Photo by E. Nahmias |
Close Encounters - Nahlaot: Old mosaic
By Allan Rabinowitz
(February 3) -- A walking tour in the heart of Jerusalem rewards the urban tourist with historical riches --
Mahaneh Yehuda, the produce market in the heart of western Jerusalem, hemmed in between Jaffa Road to the north and Rehov Agrippas to the south, spills over with shouting and pushing, as music blares, trucks honk and workers load stall after stall with piles of beautiful fruits and vegetables from all over the country.
But cross Rehov Agrippas, go under its arches and into its alleys into the nearest square or courtyard, and you have entered a bubble of tranquillity. The noise of the city hovers around its edges, but this neighborhood, known popularly as Nahlaot, is like an urban village. Traffic is blocked from all but particular arteries traversing the neighborhood.
Upon the polished stone pathways, haredi boys rush to their yeshivot, or weave their bicycles around passersby carrying overflowing baskets from the market. Their sisters, in dresses buttoned down to the wrist and up to the throat, push the strollers of younger siblings. Old Sephardi women sweep out their immaculate, if tiny, courtyards, which are lined with lush gardens of flowers planted entirely in rusted olive cans.
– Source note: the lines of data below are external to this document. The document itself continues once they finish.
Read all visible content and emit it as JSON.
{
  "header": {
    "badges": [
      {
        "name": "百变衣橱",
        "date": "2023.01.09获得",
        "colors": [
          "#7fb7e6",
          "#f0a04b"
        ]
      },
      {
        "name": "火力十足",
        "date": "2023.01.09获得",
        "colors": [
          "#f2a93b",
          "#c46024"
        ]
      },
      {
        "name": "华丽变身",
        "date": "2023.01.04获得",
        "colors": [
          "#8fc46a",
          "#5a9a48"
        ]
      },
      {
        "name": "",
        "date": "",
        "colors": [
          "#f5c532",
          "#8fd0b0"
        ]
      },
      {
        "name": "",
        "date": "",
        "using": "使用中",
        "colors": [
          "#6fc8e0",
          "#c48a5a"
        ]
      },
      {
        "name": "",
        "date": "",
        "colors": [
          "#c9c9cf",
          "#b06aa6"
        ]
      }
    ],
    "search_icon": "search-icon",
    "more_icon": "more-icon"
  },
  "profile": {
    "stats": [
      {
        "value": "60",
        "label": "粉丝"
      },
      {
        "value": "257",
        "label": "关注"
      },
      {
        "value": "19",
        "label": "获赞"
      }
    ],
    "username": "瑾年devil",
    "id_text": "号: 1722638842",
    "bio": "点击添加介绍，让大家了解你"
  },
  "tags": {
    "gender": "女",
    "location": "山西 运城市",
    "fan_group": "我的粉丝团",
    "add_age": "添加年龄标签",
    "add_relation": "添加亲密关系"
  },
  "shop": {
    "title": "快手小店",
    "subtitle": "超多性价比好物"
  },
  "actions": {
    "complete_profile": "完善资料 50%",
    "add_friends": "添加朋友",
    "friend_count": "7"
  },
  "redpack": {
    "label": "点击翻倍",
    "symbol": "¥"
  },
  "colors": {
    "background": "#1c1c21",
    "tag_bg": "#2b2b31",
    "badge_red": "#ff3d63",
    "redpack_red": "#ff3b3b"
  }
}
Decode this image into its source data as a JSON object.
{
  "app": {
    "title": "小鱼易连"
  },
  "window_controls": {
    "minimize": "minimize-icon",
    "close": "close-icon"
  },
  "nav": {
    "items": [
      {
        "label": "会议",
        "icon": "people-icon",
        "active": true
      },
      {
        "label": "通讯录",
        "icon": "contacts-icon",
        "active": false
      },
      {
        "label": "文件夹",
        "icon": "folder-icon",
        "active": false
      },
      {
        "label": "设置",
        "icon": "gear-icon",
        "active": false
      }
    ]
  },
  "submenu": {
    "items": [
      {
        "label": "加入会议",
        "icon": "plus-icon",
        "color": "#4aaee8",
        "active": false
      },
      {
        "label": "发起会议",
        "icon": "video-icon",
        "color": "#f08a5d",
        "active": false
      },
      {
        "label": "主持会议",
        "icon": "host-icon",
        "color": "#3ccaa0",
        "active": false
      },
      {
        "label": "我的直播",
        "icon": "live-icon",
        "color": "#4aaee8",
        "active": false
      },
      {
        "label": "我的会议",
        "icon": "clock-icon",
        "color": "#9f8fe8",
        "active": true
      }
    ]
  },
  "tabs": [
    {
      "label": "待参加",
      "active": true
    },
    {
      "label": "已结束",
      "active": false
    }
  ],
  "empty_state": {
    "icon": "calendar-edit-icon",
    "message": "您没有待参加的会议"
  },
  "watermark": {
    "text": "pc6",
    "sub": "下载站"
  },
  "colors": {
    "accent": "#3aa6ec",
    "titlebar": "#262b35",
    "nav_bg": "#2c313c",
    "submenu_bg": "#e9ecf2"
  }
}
An artist stops to sketch a lopsided arch within an arch. Artisans work away in their little nooks of workshops. A woman with wavy gray hair tosses scraps to the cats in a shrub-bordered square. Builders carry supplies for one of the numerous additions being squeezed atop an old narrow stone building, perhaps by a well-heeled American willing and able to buy quaintness and comfort.
They all rub shoulders here, in this patchwork mosaic of old Jerusalem neighborhoods built up from the mid-to-late 1800s and onwards.
In fact, Nahlaot comprises several neighborhoods, and each of the separate enclaves that have merged and melted into one complex of alleys, courtyards, arches and tiny parks had its own name and identity.